Tyler Walton

Personal information
- Full name: Tyler Walton
- Date of birth: 23 September 1998 (age 28)
- Position: Winger

Team information
- Current team: Accrington Stanley
- Number: 23

Youth career
- Manchester City
- Leeds United
- Barnsley

Senior career*
- Years: Team / Apps / (Gls)
- 2016–2018: York City / 1 / (0)
- 2018–2019: Frickley Athletic
- 2019–2022: Farsley Celtic / 65 / (3)
- 2022: → Southport (loan) / 4 / (1)
- 2022–2024: Southport / 82 / (9)
- 2024–: Accrington Stanley / 63 / (12)

= Tyler Walton =

English footballer (born 1998)

Tyler Walton (born 23 September 1998) is an English footballer who plays as a winger for club Accrington Stanley.

==Career==
Walton played youth football for Manchester City, Leeds United and Barnsley. Walton spent his early senior career in non-league with York City, where he turned professional in May 2016 aged 17. He made his senior debut in September 2016.
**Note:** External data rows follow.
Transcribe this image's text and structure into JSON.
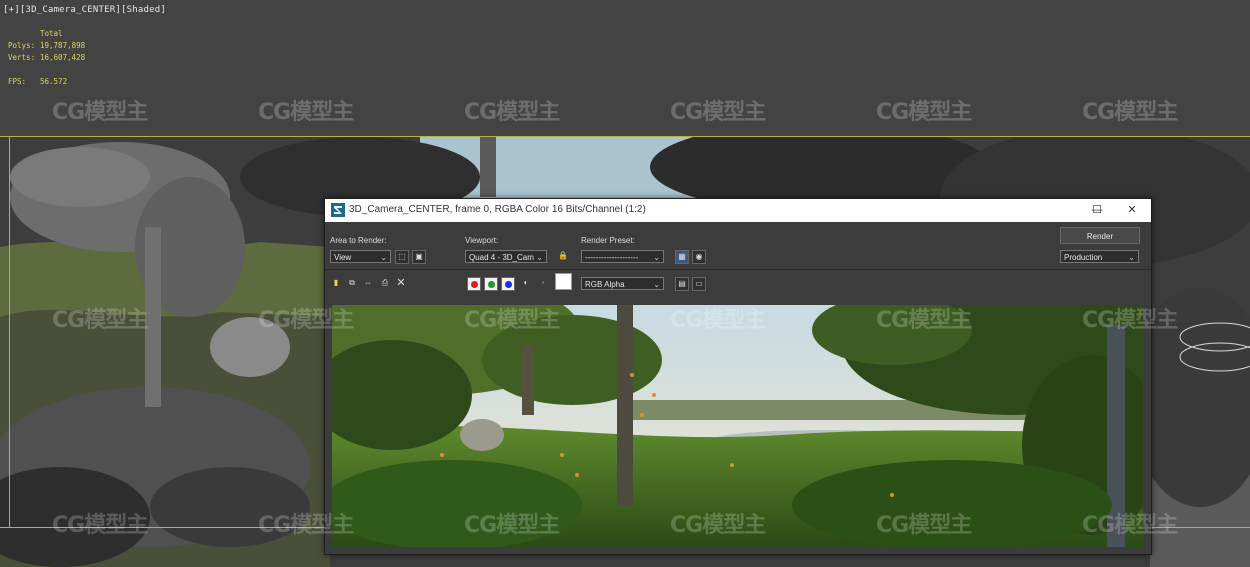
{
  "viewport": {
    "label": "[+][3D_Camera_CENTER][Shaded]",
    "stats": {
      "header": "Total",
      "rows": [
        {
          "key": "Polys:",
          "value": "19,787,898"
        },
        {
          "key": "Verts:",
          "value": "16,607,428"
        }
      ],
      "fps_key": "FPS:",
      "fps_value": "56.572"
    },
    "watermark": "CG模型主",
    "accent_color": "#b7b246"
  },
  "dialog": {
    "title": "3D_Camera_CENTER, frame 0, RGBA Color 16 Bits/Channel (1:2)",
    "window_controls": {
      "minimize": "—",
      "maximize": "☐",
      "close": "✕"
    },
    "area_label": "Area to Render:",
    "area_value": "View",
    "viewport_label": "Viewport:",
    "viewport_value": "Quad 4 - 3D_Cam",
    "preset_label": "Render Preset:",
    "preset_value": "--------------------",
    "render_button": "Render",
    "mode_value": "Production",
    "channel_value": "RGB Alpha",
    "icons": [
      "save-icon",
      "copy-icon",
      "clone-icon",
      "print-icon",
      "clear-icon",
      "lock-icon",
      "render-setup-icon",
      "environment-icon",
      "red-channel-icon",
      "green-channel-icon",
      "blue-channel-icon",
      "alpha-icon",
      "mono-icon",
      "swatch-icon"
    ]
  }
}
After initially leaving York, he was close to stopping football, but was persuaded to continue by his mother. He went on trial with Guiseley in November 2017, before re-signing for York.

He then signed for Frickley Athletic in February 2018. After playing for Farsley Celtic, he signed for Southport, initially on loan, in January 2022, before moving permanently in February 2022.

Walton signed for Accrington Stanley in May 2024.

==Personal life==
Walton attended Leeds Sixth Form College.